Downsizing your pyramid

The best things in life are not only free, but the line is shorter.
Robert Brault

A fellow blogger’s book review reminded me of the famous pyramid representing Abraham Maslow’s proposed hierarchy of needs and it set me wondering how relevant it might be in 2016.

A lot has changed since Maslow first published it way back in 1943. They didn’t have so many of the daily essentials we take for granted – the Internet, Wi-Fi, smartphones and microwave popcorn were all still a long way off. Life must have been hellish.

Of course people were somewhat distracted by the small matter of defeating Hitler and winning WWII, so they probably didn’t spend a lot of their time thinking ‘If only there was a way to watch short movies featuring cats, from any room in the house.’

So what do we really need to be happy? Needs are all too easily confused with wants. You may want a home imax-style cinema with a state of the art sound system and fully stocked bar, but you do not need one. Equally the exclusive handbag, sports car or luxury holiday in the Cayman islands are also wants, shiny and enticing perhaps, but not essential to your ongoing existence or Joie de vivre.

pyramid-house_sml

For some of the super-wealthy, the ideal might be an actual pyramid, with bullet-proof-glass windows, a pool and a gold sarcophagus-style bed.

Most mere mortals can be happy with far less and also avoid the risk of ending up a paranoid fruitcake, sealed inside your own high-security tomb, nervously watching banks of cctv monitors as you sip your fine wine and swallow another handful of Xanax.

If you are convinced you need these things in your life in order to be happy, you may need to spend some time thinking about the true nature of happiness and ask yourself, ‘Would I really be a happier person with any of those things? Or have I been snared in a cunningly-set trap?’

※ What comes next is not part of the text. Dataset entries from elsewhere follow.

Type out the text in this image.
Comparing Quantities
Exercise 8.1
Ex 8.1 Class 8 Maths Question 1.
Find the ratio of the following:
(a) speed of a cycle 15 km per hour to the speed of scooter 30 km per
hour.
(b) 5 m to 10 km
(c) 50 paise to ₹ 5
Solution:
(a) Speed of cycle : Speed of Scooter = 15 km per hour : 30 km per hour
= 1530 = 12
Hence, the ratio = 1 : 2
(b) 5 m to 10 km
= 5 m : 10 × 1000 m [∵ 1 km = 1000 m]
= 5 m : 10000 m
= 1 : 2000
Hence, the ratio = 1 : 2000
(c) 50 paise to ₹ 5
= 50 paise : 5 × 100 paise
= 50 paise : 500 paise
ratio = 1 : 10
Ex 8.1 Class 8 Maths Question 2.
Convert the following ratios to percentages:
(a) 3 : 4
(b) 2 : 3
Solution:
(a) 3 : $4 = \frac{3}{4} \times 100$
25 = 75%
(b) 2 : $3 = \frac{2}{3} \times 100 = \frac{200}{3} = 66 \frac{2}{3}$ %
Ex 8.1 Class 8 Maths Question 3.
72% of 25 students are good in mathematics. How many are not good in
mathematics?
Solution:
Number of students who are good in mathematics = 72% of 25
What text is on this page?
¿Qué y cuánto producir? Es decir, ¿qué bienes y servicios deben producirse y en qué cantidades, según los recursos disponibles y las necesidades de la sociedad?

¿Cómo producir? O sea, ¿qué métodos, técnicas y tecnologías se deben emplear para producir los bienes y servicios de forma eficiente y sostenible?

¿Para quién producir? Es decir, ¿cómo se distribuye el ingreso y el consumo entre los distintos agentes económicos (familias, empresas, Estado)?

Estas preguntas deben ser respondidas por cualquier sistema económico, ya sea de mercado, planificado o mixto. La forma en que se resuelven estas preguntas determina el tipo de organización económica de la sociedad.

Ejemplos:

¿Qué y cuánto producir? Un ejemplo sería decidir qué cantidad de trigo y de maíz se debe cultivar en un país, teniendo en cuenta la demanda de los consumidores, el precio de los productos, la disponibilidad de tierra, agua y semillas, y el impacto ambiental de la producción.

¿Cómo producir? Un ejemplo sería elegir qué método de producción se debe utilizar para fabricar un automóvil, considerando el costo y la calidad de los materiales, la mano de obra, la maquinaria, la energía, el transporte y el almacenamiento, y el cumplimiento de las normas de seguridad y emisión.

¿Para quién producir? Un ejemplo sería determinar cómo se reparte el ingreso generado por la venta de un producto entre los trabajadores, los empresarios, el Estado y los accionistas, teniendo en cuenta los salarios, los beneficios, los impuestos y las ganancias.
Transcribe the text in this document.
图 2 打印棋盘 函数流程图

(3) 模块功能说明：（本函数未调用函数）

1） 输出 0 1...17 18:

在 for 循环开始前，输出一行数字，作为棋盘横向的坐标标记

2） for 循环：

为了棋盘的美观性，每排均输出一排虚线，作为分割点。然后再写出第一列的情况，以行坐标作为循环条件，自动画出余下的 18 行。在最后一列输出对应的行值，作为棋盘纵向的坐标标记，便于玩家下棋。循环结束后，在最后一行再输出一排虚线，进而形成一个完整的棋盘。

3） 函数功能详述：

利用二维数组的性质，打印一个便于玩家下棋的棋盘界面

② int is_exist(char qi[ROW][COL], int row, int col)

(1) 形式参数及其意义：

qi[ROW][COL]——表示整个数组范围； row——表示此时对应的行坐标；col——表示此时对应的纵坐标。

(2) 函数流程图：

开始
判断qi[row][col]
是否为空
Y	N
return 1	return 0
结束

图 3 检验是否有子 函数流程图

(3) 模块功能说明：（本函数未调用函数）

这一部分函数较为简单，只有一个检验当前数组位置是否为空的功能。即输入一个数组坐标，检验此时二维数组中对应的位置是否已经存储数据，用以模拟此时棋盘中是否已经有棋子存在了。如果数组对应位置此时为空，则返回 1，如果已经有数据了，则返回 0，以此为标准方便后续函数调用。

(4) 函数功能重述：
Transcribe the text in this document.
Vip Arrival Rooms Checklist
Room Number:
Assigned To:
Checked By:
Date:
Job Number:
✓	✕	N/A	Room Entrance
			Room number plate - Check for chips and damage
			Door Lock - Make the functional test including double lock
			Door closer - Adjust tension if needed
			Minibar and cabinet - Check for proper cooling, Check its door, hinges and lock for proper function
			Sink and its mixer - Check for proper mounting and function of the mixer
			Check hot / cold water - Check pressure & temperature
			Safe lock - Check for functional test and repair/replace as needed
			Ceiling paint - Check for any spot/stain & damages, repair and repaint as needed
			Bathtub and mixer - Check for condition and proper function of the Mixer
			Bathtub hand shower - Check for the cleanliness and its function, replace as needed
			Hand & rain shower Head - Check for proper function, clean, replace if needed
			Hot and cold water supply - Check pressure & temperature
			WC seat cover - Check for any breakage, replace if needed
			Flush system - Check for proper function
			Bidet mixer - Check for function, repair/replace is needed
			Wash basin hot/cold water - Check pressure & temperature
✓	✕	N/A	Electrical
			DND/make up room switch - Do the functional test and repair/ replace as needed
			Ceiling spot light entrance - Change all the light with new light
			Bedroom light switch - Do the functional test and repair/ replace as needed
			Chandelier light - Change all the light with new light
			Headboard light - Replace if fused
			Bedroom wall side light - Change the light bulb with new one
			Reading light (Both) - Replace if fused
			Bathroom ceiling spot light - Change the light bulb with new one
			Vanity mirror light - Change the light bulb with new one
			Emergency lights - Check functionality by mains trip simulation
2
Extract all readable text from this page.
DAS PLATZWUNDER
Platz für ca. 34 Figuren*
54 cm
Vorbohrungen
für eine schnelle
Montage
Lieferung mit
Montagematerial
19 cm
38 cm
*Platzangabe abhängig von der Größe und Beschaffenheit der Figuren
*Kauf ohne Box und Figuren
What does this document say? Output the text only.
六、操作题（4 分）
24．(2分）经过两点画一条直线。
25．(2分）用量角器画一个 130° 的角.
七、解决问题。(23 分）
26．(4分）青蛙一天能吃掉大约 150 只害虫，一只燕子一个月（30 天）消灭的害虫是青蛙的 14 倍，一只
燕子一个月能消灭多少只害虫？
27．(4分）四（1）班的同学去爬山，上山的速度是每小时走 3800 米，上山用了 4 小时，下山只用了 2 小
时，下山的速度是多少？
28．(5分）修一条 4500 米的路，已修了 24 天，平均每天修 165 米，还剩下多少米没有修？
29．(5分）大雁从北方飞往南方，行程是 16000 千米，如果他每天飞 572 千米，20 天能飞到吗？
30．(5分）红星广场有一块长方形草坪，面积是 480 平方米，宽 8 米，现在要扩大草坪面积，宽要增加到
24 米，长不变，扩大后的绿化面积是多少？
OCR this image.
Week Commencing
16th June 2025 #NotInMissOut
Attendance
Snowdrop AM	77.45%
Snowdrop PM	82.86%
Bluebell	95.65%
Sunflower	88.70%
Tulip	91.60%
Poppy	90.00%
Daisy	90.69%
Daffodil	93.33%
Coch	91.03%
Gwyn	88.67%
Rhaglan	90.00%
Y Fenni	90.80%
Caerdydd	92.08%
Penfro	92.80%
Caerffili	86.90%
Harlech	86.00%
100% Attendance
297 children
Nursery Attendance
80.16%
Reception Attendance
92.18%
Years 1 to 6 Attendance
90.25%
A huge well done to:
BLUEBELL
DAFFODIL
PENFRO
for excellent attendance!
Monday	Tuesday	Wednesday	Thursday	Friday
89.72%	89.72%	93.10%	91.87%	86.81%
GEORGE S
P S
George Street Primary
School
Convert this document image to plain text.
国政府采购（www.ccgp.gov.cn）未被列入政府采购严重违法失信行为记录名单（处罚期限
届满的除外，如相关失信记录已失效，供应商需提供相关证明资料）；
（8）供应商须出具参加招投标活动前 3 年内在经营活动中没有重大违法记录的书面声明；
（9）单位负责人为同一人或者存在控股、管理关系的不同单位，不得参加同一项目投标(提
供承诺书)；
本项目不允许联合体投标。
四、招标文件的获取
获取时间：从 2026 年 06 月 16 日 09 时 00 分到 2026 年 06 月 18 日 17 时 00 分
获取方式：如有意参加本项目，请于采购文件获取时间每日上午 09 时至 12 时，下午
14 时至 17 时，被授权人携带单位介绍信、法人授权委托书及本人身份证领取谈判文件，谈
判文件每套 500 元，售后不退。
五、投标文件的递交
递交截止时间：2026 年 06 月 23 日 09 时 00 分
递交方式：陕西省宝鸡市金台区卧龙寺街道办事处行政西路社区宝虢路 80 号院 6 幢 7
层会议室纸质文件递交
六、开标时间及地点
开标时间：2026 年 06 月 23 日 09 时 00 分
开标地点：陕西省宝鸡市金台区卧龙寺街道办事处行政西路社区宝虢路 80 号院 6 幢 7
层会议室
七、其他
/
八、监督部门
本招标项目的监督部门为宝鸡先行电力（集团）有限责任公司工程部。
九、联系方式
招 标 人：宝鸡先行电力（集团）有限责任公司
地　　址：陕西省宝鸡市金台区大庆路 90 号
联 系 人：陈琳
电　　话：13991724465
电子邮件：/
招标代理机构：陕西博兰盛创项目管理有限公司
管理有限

Of course we cannot deny that life’s little luxuries or occasional extravagances do make us slightly happier for a short time. But thanks to the phenomenon known as habituation, it wears off very quickly. Studies have shown that people who win big on the lottery see their happiness levels return to their pre-win levels not long after their windfall. The same happens after having children or getting a pet tarantula.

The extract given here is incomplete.